Congress seeks to avoid eurozone struggles and damage to the credit rating of the British pound in the US.




This week, President Obama urged Congress to compromise on the so-called debt ceiling, the legal ceiling for federal debt, and agree to a new budget that balances America’s books. Policy experts and politicians have prophesied that any prolonged bipartisan stalemate would plunge the United States into a new economic crisis. It appears that the Congressional “Gang of Six”, made up of top lawmakers from both sides of the island, has finally agreed to go ahead with talks to cut nearly $ 3.7 trillion in federal spending over the next 10 years. Although it is unclear from which programs and jurisdictions this money will come, it is clear that reaching a final version of any subsequent compromises and bills, in the bipartisan House and Senate, will be long and harrowing.
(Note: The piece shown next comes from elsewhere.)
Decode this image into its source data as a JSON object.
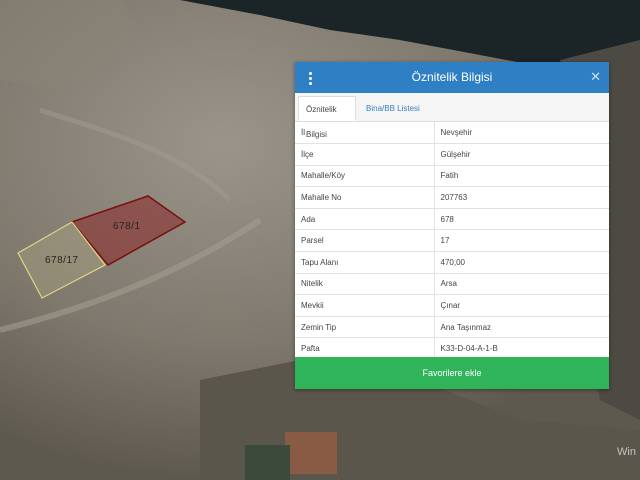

Credit card bills become a headache for everyone

Much of the United States will be relieved that the US government is not shutting down, as it threatened many times earlier this spring. Some may recall the thousands of government employees who were suspended because lawmakers could not reach an agreement on the federal budget.

Evidently, even the most powerful people in the country are struggling to dominate spending and control their credit.
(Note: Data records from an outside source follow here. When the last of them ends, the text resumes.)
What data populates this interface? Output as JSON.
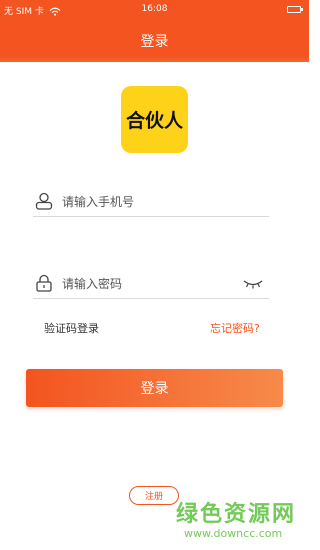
{
  "status_bar": {
    "carrier": "无 SIM 卡",
    "time": "16:08",
    "icons": [
      "wifi-icon",
      "battery-icon"
    ]
  },
  "header": {
    "title": "登录"
  },
  "logo": {
    "text": "合伙人"
  },
  "form": {
    "phone": {
      "placeholder": "请输入手机号",
      "value": "",
      "icon": "user-icon"
    },
    "password": {
      "placeholder": "请输入密码",
      "value": "",
      "icon": "lock-icon",
      "toggle_icon": "eye-closed-icon"
    }
  },
  "links": {
    "sms_login": "验证码登录",
    "forgot_password": "忘记密码?"
  },
  "buttons": {
    "login": "登录",
    "register": "注册"
  },
  "watermark": {
    "text": "绿色资源网",
    "url": "www.downcc.com"
  },
  "colors": {
    "accent": "#f4541f",
    "logo_bg": "#ffd21a",
    "watermark": "#5cc13b"
  }
}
These temporary lapses in government underscore the availability or lack of new credit and new credit alternatives. US lawmakers are effectively engaged in what many credit card customers would recognize as credit card negotiation.

Like all credit card consumers with revolving debt, many legislators are experiencing for the first time the anxiety and pressure that comes when creditors call and you can’t pay; in this case, non-payment could mean years of political backlash from angry voters. What’s worse, a federal-sized “credit card deal” going awry could undermine the fragile but recovering international economy.

Unlike the eurozone

Over the past year, the United States, despite opinions and forecasts to the contrary, has weathered rough economic forecasts with brazen conviction. Much of the eurozone, in countries such as Italy, Spain and Greece, has suffered a crippling series of severe economic shocks amounting to a nationwide bankruptcy. Not infrequently financial earthquakes have hit the eurozone and pushed it to the brink. The confidence of international creditors and banks has been shaken by high unemployment in key euro zone countries and the reduction of hundreds of billions of dollars of European consumer debt to the category of “junk” .

Of course, no one can argue that the United States and the euro zone have not experienced similar difficult times. Historically, however, there has always been a big difference in the perspective of American consumers and the confidence of Europeans and Americans often prevails over difficulties. That still seems to resonate in a bipartisan Congress this week: Americans are moving forward.